Simulating Survival Data

Survival Analysis
simulation
inverse-hazard
Generating realistic censored time-to-event datasets for power analysis and method validation
Published

April 17, 2026

Introduction

Simulating survival data is essential for power calculations, method comparisons, and teaching. The inverse hazard method generates event times from any specified hazard function.

Prerequisites

Inverse CDF method, hazard function.

Theory

For hazard \(h(t | x)\) with cumulative \(H(t | x)\), if \(U \sim \mathrm{Uniform}(0, 1)\), then \(T = H^{-1}(-\log U | x)\) has the desired distribution.

For proportional hazards: \(T_i = H_0^{-1}(-\log U_i \exp(-x_i^\top \beta))\).

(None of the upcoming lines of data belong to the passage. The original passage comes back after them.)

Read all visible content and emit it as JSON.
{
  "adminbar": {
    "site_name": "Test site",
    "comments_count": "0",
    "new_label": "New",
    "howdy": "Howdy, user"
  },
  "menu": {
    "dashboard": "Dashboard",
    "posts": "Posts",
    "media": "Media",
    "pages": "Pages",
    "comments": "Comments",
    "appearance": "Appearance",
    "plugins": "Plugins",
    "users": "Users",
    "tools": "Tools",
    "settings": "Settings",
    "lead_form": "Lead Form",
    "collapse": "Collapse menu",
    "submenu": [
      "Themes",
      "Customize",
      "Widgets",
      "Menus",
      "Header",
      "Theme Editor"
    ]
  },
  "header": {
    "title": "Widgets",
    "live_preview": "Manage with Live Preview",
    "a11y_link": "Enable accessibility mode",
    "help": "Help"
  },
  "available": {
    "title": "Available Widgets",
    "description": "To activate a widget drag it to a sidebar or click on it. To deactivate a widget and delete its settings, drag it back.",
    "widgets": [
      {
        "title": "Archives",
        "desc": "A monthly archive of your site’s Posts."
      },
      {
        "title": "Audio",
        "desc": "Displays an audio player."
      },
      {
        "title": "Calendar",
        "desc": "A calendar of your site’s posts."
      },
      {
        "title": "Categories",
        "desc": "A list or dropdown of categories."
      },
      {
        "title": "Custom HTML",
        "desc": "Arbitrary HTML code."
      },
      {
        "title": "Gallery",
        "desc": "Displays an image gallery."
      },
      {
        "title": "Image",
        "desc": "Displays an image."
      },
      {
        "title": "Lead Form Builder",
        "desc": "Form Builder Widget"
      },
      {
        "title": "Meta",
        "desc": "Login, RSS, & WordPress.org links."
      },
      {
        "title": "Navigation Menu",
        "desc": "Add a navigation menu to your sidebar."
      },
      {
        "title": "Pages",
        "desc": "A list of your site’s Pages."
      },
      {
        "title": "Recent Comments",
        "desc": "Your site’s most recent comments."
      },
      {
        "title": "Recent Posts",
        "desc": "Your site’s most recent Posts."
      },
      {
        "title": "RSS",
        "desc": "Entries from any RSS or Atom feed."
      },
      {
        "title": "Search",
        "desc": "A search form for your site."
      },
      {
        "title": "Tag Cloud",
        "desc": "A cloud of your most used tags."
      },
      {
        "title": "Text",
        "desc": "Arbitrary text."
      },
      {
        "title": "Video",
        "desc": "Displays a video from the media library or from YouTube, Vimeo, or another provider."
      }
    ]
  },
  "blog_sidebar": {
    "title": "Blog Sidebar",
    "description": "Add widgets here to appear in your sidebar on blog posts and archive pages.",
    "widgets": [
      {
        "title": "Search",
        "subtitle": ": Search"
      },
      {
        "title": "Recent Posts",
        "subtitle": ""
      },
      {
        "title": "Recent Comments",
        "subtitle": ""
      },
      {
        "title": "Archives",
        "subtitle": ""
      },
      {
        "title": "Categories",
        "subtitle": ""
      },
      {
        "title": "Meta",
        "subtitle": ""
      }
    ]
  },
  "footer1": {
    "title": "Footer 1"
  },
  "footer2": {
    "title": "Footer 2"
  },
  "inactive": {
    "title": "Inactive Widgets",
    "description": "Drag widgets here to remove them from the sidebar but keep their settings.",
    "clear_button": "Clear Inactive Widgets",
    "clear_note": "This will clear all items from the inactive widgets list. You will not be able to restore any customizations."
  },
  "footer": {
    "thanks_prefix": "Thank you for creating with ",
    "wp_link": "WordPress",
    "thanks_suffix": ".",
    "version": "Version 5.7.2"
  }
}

Censoring: simulate independent censoring time \(C_i\), take \(\min(T_i, C_i)\) as observed, event indicator = 1 if \(T_i \leq C_i\).

Assumptions

Specified hazard form is correct.

R Implementation

library(simsurv)

set.seed(2026)
n <- 300
x <- data.frame(id = 1:n, arm = factor(rep(c("A", "B"), each = n/2)))
x$arm_num <- as.numeric(x$arm) - 1

# Weibull baseline: lambda = 0.1, gamma = 1.2
sim <- simsurv(lambdas = 0.1, gammas = 1.2,
               x = x, betas = c(arm_num = -0.5),
               maxt = 10)

# Merge with covariates
d <- merge(sim, x, by = "id")
head(d)

# Kaplan-Meier
library(survival)
fit_km <- survfit(Surv(eventtime, status) ~ arm, data = d)
plot(fit_km)

Output & Results

Simulated dataset with event times, status, covariates; KM curves reflecting the simulated effect.

Interpretation

“Simulation confirmed the designed HR = exp(-0.5) = 0.61 between arms; Cox on simulated data recovered it accurately.”

Practical Tips

  • simsurv supports Weibull, Gompertz, and custom hazards.
  • flexsurv::rsurv generates from fitted flexible models.
  • For competing risks: simulate each cause separately, take the earliest.
  • Always add censoring to match the real-study distribution.
  • Monte Carlo simulation is the gold standard for power and calibration evaluation.